Do not force them to try sitting
The baby must first develop upper body strength and the ability to hold its head up on its own. Do not force your baby to try because if your baby does not seem to be ready to sit up on their own, they will be able to soon. Your baby may need more time to gain strength before they are able to sit properly without assistance. If you notice that your baby is straining or seems uncomfortable, avoid putting them in this position at all costs because this may damage their physical development and cause injury down the road.
Give them some space
If you give your baby some space to play, they can learn how to sit up on their own. Do not hold the baby up as he/she moves around and gets used to sitting on their own. Most of the time, a parent’s assistance is unnecessary for this process anyway. A few pillows behind the back will provide support and help them maintain balance and reach certain milestones such as first attempts at crawling, which follows shortly after learning to sit up.
How can parents and caregivers ease the transition from laying down to sitting up?
This is an important milestone in a child’s development; it is essential for them to be able to sit easily without any assistance or fussing.
As they learn to stand up, support them by sitting on the ground with their legs together.
This support assists the baby in developing the motor control and coordination necessary to sit straight and remain upright. Your infant might be able to sit up before they crawl for the first time; it all depends on how early on they were able to develop this skill on their own and how quickly they catch on when given some help and practice.
How do I know if my child can go from laying down to sitting up?
This is a question parents of infants ask more than once. Most of the time, babies will surprise you with their first attempts at sitting up without any outside assistance. If your baby is 7-9 months, you can place them on the ground and hold their back straight while you read to them. This improves their muscle control, coordination, and strength.

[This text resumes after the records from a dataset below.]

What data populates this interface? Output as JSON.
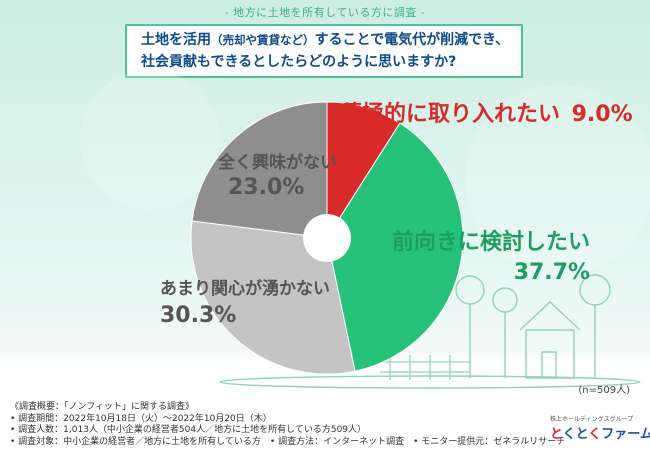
{
  "header": {
    "title": "- 地方に土地を所有している方に調査 -"
  },
  "question": {
    "line1_a": "土地を活用",
    "line1_b": "（売却や賃貸など）",
    "line1_c": "することで電気代が削減でき、",
    "line2": "社会貢献もできるとしたらどのように思いますか?"
  },
  "chart_data": {
    "type": "pie",
    "title": "",
    "donut_hole": true,
    "slices": [
      {
        "label": "積極的に取り入れたい",
        "value": 9.0,
        "display": "9.0%",
        "color": "#d92a2a",
        "text_color": "#d92a2a"
      },
      {
        "label": "前向きに検討したい",
        "value": 37.7,
        "display": "37.7%",
        "color": "#27c27a",
        "text_color": "#1d9e60"
      },
      {
        "label": "あまり関心が湧かない",
        "value": 30.3,
        "display": "30.3%",
        "color": "#c4c4c4",
        "text_color": "#555555"
      },
      {
        "label": "全く興味がない",
        "value": 23.0,
        "display": "23.0%",
        "color": "#8e8e8e",
        "text_color": "#555555"
      }
    ],
    "sample_note": "(n=509人)"
  },
  "footer": {
    "lines": [
      "《調査概要：「ノンフィット」に関する調査》",
      "• 調査期間：2022年10月18日（火）～2022年10月20日（木）",
      "• 調査人数：1,013人（中小企業の経営者504人／地方に土地を所有している方509人）",
      "• 調査対象：中小企業の経営者／地方に土地を所有している方　• 調査方法：インターネット調査　• モニター提供元：ゼネラルリサーチ"
    ]
  },
  "logo": {
    "sub": "株上ホールディングスグループ",
    "brand_a": "と",
    "brand_b": "くと",
    "brand_c": "く",
    "brand_d": "ファーム"
  }
}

How long until the baby can sit up?
You might notice that some babies can sit up on their own as early as 3 months. How you handle the situation is a matter of preference and a decision you make for your child based on their development skills and needs. As they gain strength, encourage them to try sitting without any assistance from anyone else. And again, use pillows to practice.

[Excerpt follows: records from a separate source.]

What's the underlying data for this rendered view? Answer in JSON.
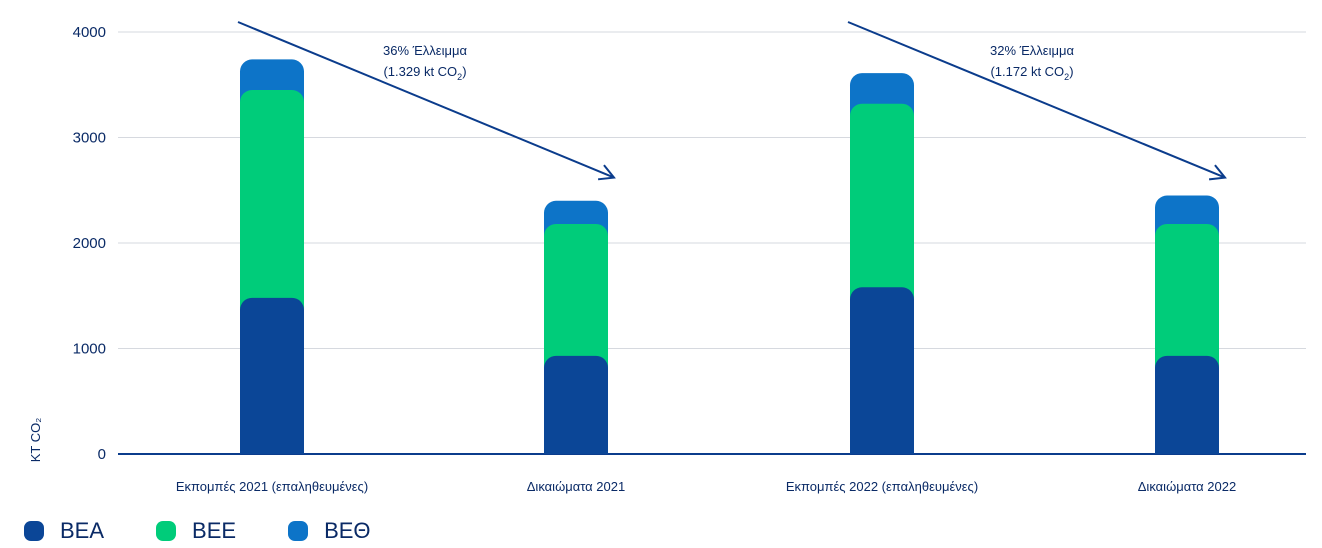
{
  "chart_data": {
    "type": "bar",
    "stacked": true,
    "categories": [
      "Εκπομπές 2021 (επαληθευμένες)",
      "Δικαιώματα 2021",
      "Εκπομπές 2022 (επαληθευμένες)",
      "Δικαιώματα 2022"
    ],
    "series": [
      {
        "name": "ΒΕΑ",
        "color": "#0b4697",
        "values": [
          1480,
          930,
          1580,
          930
        ]
      },
      {
        "name": "ΒΕΕ",
        "color": "#00cc7a",
        "values": [
          1970,
          1250,
          1740,
          1250
        ]
      },
      {
        "name": "ΒΕΘ",
        "color": "#0d74c8",
        "values": [
          290,
          220,
          290,
          270
        ]
      }
    ],
    "ylabel": "KT CO₂",
    "ylim": [
      0,
      4000
    ],
    "yticks": [
      0,
      1000,
      2000,
      3000,
      4000
    ],
    "grid": true,
    "legend_position": "bottom-left",
    "annotations": [
      {
        "line1": "36% Έλλειμμα",
        "line2_prefix": "(1.329 kt CO",
        "line2_sub": "2",
        "line2_suffix": ")"
      },
      {
        "line1": "32% Έλλειμμα",
        "line2_prefix": "(1.172 kt CO",
        "line2_sub": "2",
        "line2_suffix": ")"
      }
    ],
    "arrows": [
      {
        "from_category": 0,
        "from_value": 4000,
        "to_category": 1,
        "to_value": 2620
      },
      {
        "from_category": 2,
        "from_value": 4000,
        "to_category": 3,
        "to_value": 2620
      }
    ]
  },
  "legend": {
    "items": [
      {
        "label": "ΒΕΑ",
        "color": "#0b4697"
      },
      {
        "label": "ΒΕΕ",
        "color": "#00cc7a"
      },
      {
        "label": "ΒΕΘ",
        "color": "#0d74c8"
      }
    ]
  }
}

For support, place them around the baby after they are seated. If a baby falls face-first onto a pillow, it is important that you stay close to them.
Steps to sit up
It takes time to learn how to sit straight up. A baby begins to roll around 6 months and may be able to support themselves on their legs when being held.

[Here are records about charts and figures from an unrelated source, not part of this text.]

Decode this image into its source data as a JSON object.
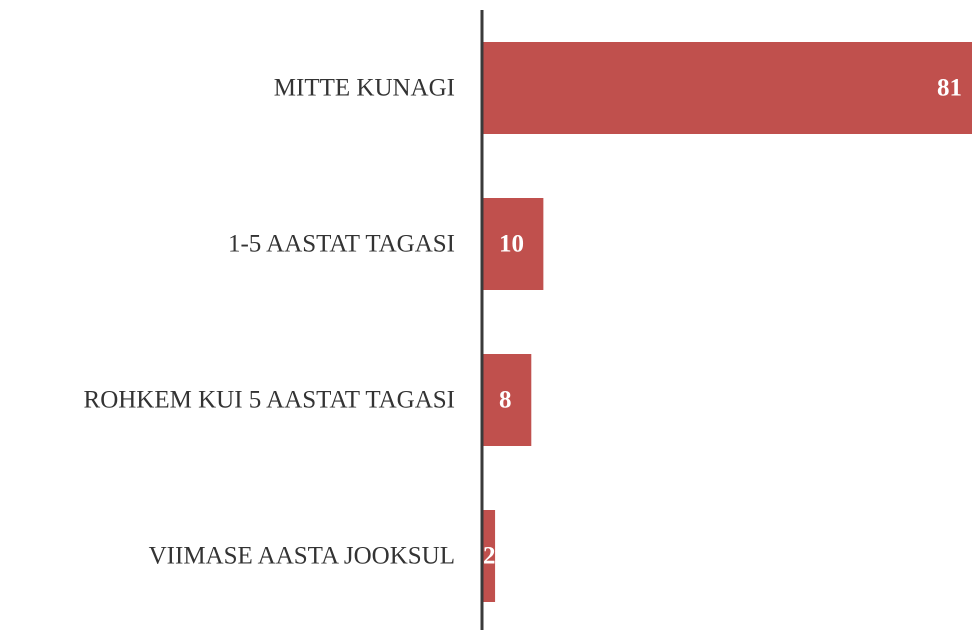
{
  "chart_data": {
    "type": "bar",
    "orientation": "horizontal",
    "categories": [
      "MITTE KUNAGI",
      "1-5 AASTAT TAGASI",
      "ROHKEM KUI 5 AASTAT TAGASI",
      "VIIMASE AASTA JOOKSUL"
    ],
    "values": [
      81,
      10,
      8,
      2
    ],
    "color": "#c0504d"
  }
}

A baby should be able to stand and hold onto furniture or a handle at 9 months. At this age, they should be able to crawl and lift themselves up on furniture. A baby should begin to take steps at about a year old.
Is there concern that late development is a cause for concern?
Every baby develops at a different rate, so the above figures are only estimates.
The American Academy of Pediatrics states that a baby who cannot sit upright without assistance by six months of age is not necessarily cause for concern. However, it is a good idea to speak with a child’s healthcare provider.
If the baby becomes stiff or floppy when being placed in a seated position, the AAP recommends that you consult your doctor. To determine if there are any developmental delays, the doctor will perform a physical exam.